Why Startups Should Build Their Own Models

March 31, 2024 • ☕️ 4 min read

In this recent YC video, the YC partners spoke about HOW YC startups are able to build their own models with limited resources. Being resourceful is a great quality of a startup founder in general. But today I wanted to talk about WHY it is important for startups to build and train their own models, the following is based on my experience building Play over the past few years, so YMMV!

“People who are really serious about software should make their own hardware” - Alan Kay

I believe that people who are really serious about their products should train their own models. To build the greatest and most differentiated products, you need to have control over as many components of your system or supply chain as possible.

Startups should understand which components are critical early on so they can concentrate their efforts there, but over time, they should branch out towards controlling their entire stack end-to-end. The more control you have over the system, the more control you have over your customers experience and value.

The above point is nothing new, you can see that in many existing great products:

  1. The iPhone, end-to-end maintains control over both the software and hardware. Now, 17 years in, we see how making their own chips is giving them more differentiation. In contrast, the only decent Android phone I’ve seen was the one built by Google, where they try to control the hardware as well. other Companies like Xiaomi ended up creating their own Android fork.

  2. Facebook’s Infra, FB built their own data centers and server chips. When I was at WhatsApp, the amount of infrastructure built globally to support the app’s reliability worldwide is stunning. However, that level of control gave them a unique value compared to alternatives hosted on the cloud.

  3. Tesla manufactures many of their components which are usually supplied by third parties.

The same principles apply to AI companies. Startups shouldn’t shy away from training their own models or fine-tuning them. This will not only give them an edge and differentiate them, but also allow them to offer much higher value to customers over time.

Start Early

Building the training muscle in your team takes time and deliberate effort. It requires experimentation to understand the right data for your modality (text, audio, images, video, etc), hiring the right team, building the infra for your models, sourcing the GPUs, and doing effective distributed training runs.

For these reasons, and assuming training a model will help provide higher value to your customers, by the time you are 100% sure you need to start training your own models, it may already be too late. It is better to start early, even if by just finetuning some models or training smaller ones just to start getting the feeling of it and understand the gaps in your team, infra, and data.

Another major benefit of starting early with smaller models and experimentation is reducing potential future risk. Training large models is time-consuming, and many mistakes, due to tokenization, dataset, model architecture, or other aspects, cannot be rooted out of the model without starting again from scratch, which will cost more money and time and you will more likely get it wrong this time due to time pressure.

Scaling Too Early

Startups usually get only a few shots at building the right prodcut before running out of money and time, so before you go spend all your funding on GPUs and researchers. Two points to keep in mind when you start training larger, time and money intensive, models:

  1. Be Resourceful, Don’t scale until you have the necessary resources (GPUs). In most cases, you can be resourceful and either engineer your way into specific behavior by fine-tuning opensource models, clever prompting, multiple agents, training smaller task-specific models, or all of the above. You can even get SOTA results with that approach. There are countless papers and projects demonstrating this.

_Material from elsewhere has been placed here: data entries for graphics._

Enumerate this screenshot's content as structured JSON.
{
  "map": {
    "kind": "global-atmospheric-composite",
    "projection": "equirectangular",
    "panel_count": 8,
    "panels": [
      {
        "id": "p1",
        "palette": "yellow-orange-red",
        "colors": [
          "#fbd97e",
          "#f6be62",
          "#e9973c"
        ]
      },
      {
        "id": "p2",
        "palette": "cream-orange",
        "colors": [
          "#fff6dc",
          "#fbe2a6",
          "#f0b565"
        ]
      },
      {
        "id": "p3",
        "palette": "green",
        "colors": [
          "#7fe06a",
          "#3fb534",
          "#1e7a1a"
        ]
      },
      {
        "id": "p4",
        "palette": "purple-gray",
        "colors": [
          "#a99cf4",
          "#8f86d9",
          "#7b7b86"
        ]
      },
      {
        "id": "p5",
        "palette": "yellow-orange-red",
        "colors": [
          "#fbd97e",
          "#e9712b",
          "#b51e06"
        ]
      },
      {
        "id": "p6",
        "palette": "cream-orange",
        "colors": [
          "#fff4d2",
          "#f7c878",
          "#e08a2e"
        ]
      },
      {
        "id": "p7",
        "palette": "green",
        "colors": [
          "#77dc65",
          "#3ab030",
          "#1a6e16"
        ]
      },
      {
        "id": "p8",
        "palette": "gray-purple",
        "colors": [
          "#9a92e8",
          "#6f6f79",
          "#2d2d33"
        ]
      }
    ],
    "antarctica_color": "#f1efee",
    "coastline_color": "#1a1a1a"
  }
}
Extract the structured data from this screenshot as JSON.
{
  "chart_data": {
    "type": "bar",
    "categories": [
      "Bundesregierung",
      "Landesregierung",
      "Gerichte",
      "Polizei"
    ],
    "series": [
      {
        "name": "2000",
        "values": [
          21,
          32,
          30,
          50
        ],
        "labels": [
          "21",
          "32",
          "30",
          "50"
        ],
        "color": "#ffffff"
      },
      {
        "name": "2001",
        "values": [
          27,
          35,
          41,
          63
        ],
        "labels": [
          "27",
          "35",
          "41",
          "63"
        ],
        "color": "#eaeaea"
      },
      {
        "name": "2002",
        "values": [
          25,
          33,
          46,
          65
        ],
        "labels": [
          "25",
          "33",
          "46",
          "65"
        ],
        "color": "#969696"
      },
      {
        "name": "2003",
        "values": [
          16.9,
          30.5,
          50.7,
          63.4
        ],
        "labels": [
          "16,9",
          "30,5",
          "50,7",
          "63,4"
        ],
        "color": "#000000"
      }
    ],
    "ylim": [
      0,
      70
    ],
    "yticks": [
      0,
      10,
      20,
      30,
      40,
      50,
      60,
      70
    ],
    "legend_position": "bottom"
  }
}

  2. Model-market-fit (I made this up), Only scale your training and team when you have enough signs of product market fit that you know training a model will make a big difference in your user experience, product value, and growth.

If I were to start again today, I would begin with point 1 above to quickly deliver value to users and validate it. Once the value is clear, I can raise funding (or ideally use customer revenue, which is what we initially did at Play) and train/scale my own models to greatly improve the experience.

How training our models helped us at Play:

Building truly conversational human-like voices is what we (and our users) care about most. Last year, we wanted to optimize the latency of our models. The only way was to invest in the inference and training architecture of the model itself. Because we own our voice models end-to-end, we were able to train a new model and improve its inference at scale to offer users almost instant speech generation (200ms) at lower cost and large scale.

We released our Turbo model in October and it significantly helped our growth. It brought us closer to our vision of creating the most realistic, human-like conversational experiences. If the model takes seconds to respond to every query, that won’t be a human-like experience.

You don’t need to control your entire system from the beginning. Understand your product’s core value and control that. Then expand into more value and features over time, which for an AI company will mostly come from training more advanced models for your specific use cases.